Dance Girl Dance

According to Gerald Peary's article on Dorothy Arzner (Cinema #34), “...Dance Girl Dance... was a personal project of Erich Pommer, the former head of Germany's famed UFA Studio. As producer, Pommer had conceived, cast, and started the shooting of Dance Girl Dance, but everyone involved was unhappy and confused. After a week Pommer removed the original director and brought in Dorothy Arzner to take charge. She reworked the script and sharply defined the central conflict as a clash between the artistic, spiritual aspirations of Maureen O'Hara, and the commercial, huckster, golddigging of Lucille Ball.”

In any event, this film has been hailed as something of a classic by feminist film critics: “All in all, it's an extraordinary picture to have come out of Hollywood in that particular period - and it's also a great deal of fun.”

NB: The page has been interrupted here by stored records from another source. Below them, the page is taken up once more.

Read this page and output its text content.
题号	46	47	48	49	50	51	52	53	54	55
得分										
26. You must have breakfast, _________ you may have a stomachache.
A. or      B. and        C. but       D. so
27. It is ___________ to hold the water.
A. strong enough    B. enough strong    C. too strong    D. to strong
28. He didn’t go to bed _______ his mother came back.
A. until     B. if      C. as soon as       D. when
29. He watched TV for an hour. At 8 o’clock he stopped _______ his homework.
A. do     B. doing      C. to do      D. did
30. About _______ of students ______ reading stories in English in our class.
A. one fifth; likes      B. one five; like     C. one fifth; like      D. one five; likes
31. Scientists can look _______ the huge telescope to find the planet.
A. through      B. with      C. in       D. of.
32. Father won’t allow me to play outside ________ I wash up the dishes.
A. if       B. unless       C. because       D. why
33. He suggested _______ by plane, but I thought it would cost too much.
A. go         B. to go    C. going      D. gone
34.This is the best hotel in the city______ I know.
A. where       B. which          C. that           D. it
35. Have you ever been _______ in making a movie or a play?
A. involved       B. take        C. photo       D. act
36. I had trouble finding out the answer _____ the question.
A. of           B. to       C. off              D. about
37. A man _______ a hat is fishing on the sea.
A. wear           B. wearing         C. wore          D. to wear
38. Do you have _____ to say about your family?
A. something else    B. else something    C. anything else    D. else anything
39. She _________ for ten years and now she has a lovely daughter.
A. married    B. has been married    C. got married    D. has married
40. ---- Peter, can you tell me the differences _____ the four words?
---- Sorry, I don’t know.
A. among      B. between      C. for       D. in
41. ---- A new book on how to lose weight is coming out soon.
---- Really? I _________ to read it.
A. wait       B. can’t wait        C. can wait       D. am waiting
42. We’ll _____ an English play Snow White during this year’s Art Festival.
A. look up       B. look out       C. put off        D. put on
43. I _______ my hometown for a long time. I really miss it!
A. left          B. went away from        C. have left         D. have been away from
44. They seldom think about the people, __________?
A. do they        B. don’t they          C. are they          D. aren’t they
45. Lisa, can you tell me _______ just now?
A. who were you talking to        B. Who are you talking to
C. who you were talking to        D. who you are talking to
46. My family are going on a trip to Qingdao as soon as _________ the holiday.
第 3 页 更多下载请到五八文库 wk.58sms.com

- Nora Sayre, New York Times

“Dorothy Arzner's most explicitly feminist film which explores the suffering and indignities of a serious ballerina (Maureen O'Hara) before an audience of lecherous males who show their preference, in no uncertain terms, for the broadly provocative gestures of a burlesque queen (Lucille Ball).... It could be objected that O'Hara is a little out of her element in a vaudeville house, not exactly the temple of high art, and that there is something healthy in Ball's (and Hollywood's) vulgarity. Still,... Ms. Arzner captures with peculiar force the emotional reality of the women, independently and in their relationship as roommates and rivals.”